Les boîtes de Vacherin Mont d’Or nécessitent elles aussi du bois de première qualité, exempt de nœuds, dont on tire un fond, un couvercle et les targes, les fines bandes latérales. Les bandes d’écorce qui ceignent le fromage pour l’affinage et lui confèrent son goût typique de tanin sont également en épicéa.

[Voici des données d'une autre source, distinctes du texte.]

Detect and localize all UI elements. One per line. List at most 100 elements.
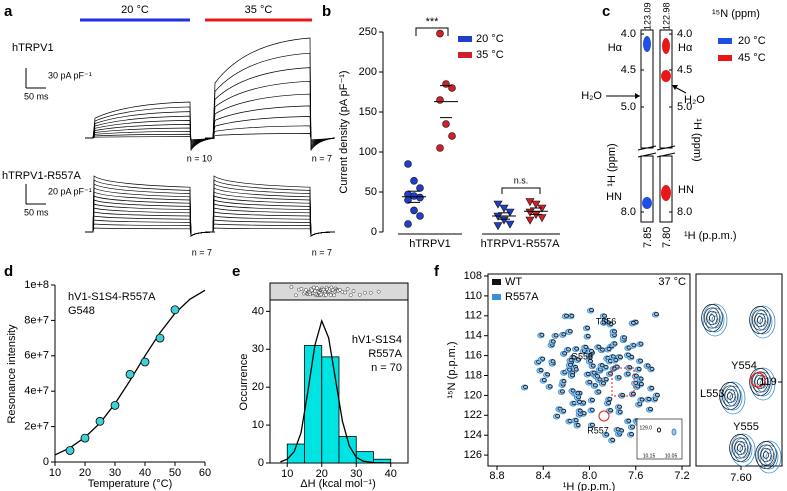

Le «roi des fromages vaudois» est protégé depuis 2003 par une Appellation d’Origine Contrôlée. Cette dernière lui impose que tous ses ingrédients soient produits dans un périmètre local bien défini, boîtes y comprises. Jusqu’à peu, l’interprofession était en délicatesse avec cette partie du processus, délocalisée pour moitié en France. Or depuis le début de l’été, la production annuelle, près de 800’000 unités tout de même et utilisées sans délai par les affineurs, a été entièrement rapatriée en Suisse, avec la création d’une société dédiée, Valartibois SA et d’un centre de production avec une scierie intégrée, sise Sus-la-Rose au-dessus de L’Abbaye.

Inauguration inhabituelle

La nouvelle scierie à dimension humaine évoque plus l’artisanat que de l’industrie. Il faut en effet des mains expertes pour fabriquer les boîtes, d’une largeur standard de onze centimètres mais qui peut en atteindre trente. Il suffit pour s’en convaincre d’observer les opératrices récupérer les lamelles prélevées à grande vitesse par un rabot-chariot ou agrafer les boîtes à la main. Présentes ce jour-là pour une démonstration, elles opèrent en effet le reste du temps de l’autre côté de La Vallée, au Brassus.

Son inauguration a eu lieu le 2 septembre dernier en présence d’une soixantaine d’invités dont les acteurs de la filière et les élus locaux. «Une AOP implique une véritable responsabilité pour les producteurs. Le groupe des affineurs a pris ses responsabilités pour pérenniser un savoir-faire local», commentait Pascal Monneron, gérant de l’Interprofession du Vacherin Mont-d’Or. Au nom des autorités, le syndic de L’Abbaye Christophe Bifrare saluait de son coté «la rareté d’accueillir à la Vallée de Joux une nouvelle unité de travail, surtout en dehors de la sacro-sainte microtechnique».